I used to be an anomaly.

When I arrived in the 10th-largest market in the country, I was one of the few who worked as a solo video journalist – or a reporter who shoots and edits my own stories. There were maybe a handful of us, and the newsroom wasn’t geared towards our interests.

More than a decade later, the state of my newsroom – and most others – has been upended.

According to the latest RTDNA survey, more than 90% of local TV newsrooms use solo video journalists – or multimedia journalists, or MMJs. More than half of newsrooms in market 51 or lower use “mostly” MMJs, and four out of five newsrooms in Top 25 markets use them in some way.

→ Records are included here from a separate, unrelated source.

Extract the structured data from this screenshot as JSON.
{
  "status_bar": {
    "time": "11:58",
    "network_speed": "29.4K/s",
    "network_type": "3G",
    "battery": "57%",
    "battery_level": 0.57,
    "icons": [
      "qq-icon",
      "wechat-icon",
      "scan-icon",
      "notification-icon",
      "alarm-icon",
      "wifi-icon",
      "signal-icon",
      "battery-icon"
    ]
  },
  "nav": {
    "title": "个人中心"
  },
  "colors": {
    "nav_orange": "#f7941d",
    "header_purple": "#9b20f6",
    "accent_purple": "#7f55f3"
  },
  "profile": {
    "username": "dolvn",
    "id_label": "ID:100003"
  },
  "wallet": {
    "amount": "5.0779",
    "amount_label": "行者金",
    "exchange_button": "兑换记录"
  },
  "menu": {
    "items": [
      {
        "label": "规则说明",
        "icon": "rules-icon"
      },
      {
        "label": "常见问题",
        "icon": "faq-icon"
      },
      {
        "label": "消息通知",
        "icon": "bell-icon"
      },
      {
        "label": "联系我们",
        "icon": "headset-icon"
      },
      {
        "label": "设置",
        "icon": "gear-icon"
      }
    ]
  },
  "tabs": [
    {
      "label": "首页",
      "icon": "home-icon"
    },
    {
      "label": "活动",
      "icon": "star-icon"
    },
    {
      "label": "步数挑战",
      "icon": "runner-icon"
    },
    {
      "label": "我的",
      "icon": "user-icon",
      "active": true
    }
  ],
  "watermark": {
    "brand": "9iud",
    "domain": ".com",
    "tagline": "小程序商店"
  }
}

Soloists are no longer a position of the future; we are present across the board in local news, and we’re finding opportunities beyond broadcast as well.

But for a long time, no book existed that offered a comprehensive overview of the position and gave instructions and advice specifically designed for it.

That’s why I wrote one.

Four years ago, I announced the release of The Solo Video Journalist, which featured interviews with nearly a dozen MMJs and broke down every step of the solo storytelling process, from shooting to interviewing to writing to editing.

Today I’m thrilled to announce The Solo Video Journalist, 2nd Edition, with more interviews, significant updates, and advice tailored to the updated landscape of video journalism.